Federated estimation of causal effects from observational data
PI: Vasant Honavar
Estimation of causal effects from observational, and when available, experimental data) is a fundamental problem in artificial intelligence. Recent years have seen significant advances in the theoretical foundations of causal inference (including techniques for determining whether a causal effect of interest can be estimated from observations, identifying and controlling for potential confounders, generalizing causal effects across experimental settings, etc.) as well as methods, including those that take advantage of recent advances in representation learning using deep neural networks, for estimating causal effects from observational data However, with few exceptions, these methods assume that the causal effect estimation algorithm has centralized access to the entire observational data set. This is clearly not the case in many practical applications, e.g. causal modeling of health risks and health outcomes from large patient data sets (e.g., electronic health records). Privacy constraints prevent such data collected by independent entities, e.g., hospitals, at different locations to be aggregated at a central location. Furthermore, analyses of such data may be subject to access constraints. For example, some sites may be willing to provide access to summary statistics but not individual level raw data, or allow certain pre-approved analyses or computations to be executed on the data. Two general forms of data fragmentation across sites are of interest: horizontal fragmentation where each site collects measurements of the same variables for subsets of individuals in a population of interest; and vertical fragmentation where each site collects measurements for only a subset of variables for all individuals in a population of interest. While federated machine learning algorithms for predictive modeling from data have received significant attention over the past decade, there is limited work on such algorithms for causal effect estimation.
Aims
This work has the following aims:
• Develop a general framework for federated causal effect estimation from observational data under a variety of data access computational constraints imposed by the data sources
• Show how large families of existing causal effect estimation methods can be realized within the proposed framework In this framework, where each participating data source needs to respond to provide answers to restricted statistical queries or queries for gradients of an objective function to an aggregator that then combines them to obtain estimates of the causal effect of interest.

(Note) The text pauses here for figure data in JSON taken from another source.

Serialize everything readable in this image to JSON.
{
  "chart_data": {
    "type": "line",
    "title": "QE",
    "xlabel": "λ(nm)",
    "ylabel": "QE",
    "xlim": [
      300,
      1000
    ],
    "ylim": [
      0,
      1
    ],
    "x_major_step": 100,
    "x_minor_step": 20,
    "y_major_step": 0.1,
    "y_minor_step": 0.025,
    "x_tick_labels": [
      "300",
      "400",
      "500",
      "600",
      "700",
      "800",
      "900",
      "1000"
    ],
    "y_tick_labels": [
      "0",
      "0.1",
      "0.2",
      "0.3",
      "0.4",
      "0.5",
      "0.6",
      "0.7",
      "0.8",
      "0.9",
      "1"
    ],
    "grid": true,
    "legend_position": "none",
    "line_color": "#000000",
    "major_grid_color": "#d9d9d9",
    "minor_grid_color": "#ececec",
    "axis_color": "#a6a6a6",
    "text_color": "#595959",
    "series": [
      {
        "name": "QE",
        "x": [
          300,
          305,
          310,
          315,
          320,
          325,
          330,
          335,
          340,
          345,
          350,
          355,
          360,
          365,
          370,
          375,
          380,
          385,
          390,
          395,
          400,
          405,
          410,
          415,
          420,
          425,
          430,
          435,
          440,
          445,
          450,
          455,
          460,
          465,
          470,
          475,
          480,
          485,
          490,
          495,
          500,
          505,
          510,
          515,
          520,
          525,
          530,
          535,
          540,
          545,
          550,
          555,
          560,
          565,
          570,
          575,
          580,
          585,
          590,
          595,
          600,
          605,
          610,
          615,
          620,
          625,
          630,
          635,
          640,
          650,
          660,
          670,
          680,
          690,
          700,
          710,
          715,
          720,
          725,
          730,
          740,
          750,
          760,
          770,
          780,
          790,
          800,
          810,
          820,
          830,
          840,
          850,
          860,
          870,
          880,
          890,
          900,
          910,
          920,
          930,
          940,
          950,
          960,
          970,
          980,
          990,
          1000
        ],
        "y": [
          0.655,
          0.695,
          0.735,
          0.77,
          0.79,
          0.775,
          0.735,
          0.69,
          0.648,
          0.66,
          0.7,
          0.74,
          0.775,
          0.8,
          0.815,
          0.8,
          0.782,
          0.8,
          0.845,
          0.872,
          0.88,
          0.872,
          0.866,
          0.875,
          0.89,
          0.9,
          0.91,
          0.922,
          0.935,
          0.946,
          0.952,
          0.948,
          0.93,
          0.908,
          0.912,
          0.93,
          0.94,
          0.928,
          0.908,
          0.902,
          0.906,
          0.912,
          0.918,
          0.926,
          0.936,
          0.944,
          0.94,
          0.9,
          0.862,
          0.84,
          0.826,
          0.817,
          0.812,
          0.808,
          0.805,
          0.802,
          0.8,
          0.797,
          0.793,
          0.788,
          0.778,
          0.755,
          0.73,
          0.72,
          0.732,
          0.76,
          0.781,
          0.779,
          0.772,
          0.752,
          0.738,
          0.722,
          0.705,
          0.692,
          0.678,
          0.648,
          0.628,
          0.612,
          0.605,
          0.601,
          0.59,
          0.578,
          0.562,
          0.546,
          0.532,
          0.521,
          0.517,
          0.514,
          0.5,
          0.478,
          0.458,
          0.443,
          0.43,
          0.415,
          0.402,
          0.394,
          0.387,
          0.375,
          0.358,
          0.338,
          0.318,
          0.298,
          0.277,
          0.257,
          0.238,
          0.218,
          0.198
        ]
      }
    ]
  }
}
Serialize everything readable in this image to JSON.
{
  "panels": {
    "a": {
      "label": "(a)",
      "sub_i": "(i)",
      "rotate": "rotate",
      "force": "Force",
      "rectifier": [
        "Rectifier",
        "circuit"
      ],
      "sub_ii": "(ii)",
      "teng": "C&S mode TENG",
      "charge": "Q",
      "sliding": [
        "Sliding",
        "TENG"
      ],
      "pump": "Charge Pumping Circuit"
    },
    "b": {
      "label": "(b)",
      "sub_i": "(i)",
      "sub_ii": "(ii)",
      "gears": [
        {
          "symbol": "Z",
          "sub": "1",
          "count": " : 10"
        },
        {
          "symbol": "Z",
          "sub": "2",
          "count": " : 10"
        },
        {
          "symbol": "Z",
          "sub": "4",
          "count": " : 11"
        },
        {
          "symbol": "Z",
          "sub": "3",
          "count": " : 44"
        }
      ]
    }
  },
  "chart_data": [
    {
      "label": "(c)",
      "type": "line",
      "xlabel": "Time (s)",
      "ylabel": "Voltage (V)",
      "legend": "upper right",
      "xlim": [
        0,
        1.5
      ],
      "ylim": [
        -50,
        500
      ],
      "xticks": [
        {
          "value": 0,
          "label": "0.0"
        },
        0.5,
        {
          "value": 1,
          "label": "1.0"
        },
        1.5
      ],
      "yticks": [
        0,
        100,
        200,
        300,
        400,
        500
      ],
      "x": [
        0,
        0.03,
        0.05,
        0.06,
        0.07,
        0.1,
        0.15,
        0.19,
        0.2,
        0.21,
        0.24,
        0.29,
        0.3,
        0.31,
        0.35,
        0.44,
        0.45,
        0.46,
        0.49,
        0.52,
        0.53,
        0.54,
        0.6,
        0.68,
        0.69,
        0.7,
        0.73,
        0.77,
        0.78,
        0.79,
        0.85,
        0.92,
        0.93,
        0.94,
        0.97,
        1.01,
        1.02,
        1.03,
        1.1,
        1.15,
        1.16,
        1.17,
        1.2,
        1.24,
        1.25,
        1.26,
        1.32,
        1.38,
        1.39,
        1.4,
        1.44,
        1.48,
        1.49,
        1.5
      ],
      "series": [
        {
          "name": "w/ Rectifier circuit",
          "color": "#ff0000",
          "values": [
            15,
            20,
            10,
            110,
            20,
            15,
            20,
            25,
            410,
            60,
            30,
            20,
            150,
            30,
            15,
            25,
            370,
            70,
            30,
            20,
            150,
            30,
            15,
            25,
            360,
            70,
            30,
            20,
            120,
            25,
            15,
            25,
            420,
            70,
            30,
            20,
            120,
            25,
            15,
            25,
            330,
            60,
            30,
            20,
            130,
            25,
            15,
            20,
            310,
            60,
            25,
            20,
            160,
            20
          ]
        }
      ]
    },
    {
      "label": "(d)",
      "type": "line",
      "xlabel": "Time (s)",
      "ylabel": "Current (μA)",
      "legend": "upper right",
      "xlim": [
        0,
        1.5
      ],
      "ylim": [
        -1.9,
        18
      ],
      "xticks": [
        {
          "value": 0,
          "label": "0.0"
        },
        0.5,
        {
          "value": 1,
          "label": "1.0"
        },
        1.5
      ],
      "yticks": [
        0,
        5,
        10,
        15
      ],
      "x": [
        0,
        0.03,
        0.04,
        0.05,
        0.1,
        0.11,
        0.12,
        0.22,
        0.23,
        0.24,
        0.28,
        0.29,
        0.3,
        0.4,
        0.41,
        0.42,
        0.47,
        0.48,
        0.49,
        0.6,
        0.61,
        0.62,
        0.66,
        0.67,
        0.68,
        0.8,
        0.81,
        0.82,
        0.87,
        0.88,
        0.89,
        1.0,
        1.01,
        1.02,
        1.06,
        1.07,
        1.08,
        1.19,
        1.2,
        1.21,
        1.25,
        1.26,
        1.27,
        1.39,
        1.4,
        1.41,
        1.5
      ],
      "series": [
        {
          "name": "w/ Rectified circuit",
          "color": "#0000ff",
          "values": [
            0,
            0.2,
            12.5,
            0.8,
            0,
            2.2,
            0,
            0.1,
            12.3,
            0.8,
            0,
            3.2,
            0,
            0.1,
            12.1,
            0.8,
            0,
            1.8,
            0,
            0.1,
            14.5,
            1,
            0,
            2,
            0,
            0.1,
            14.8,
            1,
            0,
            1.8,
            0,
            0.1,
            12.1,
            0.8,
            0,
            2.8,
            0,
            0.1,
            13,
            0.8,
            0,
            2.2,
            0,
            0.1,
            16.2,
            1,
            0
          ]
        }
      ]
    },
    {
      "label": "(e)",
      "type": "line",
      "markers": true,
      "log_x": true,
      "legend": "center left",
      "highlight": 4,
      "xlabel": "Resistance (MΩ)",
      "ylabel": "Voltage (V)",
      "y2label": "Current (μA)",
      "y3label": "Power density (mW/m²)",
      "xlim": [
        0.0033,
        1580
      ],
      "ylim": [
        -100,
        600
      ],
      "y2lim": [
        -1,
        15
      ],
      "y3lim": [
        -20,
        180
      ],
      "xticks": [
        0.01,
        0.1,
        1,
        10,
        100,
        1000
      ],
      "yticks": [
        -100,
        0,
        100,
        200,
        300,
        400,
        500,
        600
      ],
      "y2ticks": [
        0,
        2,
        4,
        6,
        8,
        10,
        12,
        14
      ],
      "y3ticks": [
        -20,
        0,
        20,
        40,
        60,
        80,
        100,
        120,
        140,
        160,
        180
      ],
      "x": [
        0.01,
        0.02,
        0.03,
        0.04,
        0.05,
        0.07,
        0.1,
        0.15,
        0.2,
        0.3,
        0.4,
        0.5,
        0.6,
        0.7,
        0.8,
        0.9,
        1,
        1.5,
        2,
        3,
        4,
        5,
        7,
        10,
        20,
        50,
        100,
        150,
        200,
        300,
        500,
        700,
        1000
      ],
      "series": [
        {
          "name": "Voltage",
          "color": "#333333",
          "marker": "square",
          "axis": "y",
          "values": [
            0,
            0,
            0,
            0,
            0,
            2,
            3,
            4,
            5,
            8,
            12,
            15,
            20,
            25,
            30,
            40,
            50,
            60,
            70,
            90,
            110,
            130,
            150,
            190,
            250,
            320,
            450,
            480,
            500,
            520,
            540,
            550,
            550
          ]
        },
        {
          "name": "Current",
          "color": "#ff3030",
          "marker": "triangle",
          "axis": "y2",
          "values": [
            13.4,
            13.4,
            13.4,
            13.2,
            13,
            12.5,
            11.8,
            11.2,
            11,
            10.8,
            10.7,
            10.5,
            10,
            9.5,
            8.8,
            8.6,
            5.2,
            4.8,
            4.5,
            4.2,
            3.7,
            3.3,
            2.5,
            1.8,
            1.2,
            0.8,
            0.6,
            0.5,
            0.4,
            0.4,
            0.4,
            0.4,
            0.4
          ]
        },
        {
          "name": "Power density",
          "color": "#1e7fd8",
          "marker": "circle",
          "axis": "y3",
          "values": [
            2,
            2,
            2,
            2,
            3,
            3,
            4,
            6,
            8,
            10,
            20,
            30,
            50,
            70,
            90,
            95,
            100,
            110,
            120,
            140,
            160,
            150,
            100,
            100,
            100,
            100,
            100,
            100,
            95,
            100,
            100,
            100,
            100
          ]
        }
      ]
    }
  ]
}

• Establish theoretical guarantees about the accuracy of causal effects estimated by the federated variant of each causal effect estimation algorithm relative to that obtained by its centralized counterpart which has access to the entire data set in a central location
• Theoretically and empirically assess how the performance of the federated methods varies under different conditions
• Apply the resulting methods to causal modeling of health risks from electronic health records data from multiple healthcare providers (through the OHDSI consortium) in collaboration with clinical collaborators
Long-term goal:
Develop robust federated algorithms for causal effect estimation for a broad range of applications in healthcare, education, public policy, etc. where it is generally neither feasible nor desirable to aggregate data collected by independent entities into a centralized repository.
Connection to ICDS Mission
This project contributes to advances in federated methods for causal effect estimation for a broad range of applications. Both the methods and the potential applications of the methods are of broad interest to ICDS missions in AI and Data Sciences.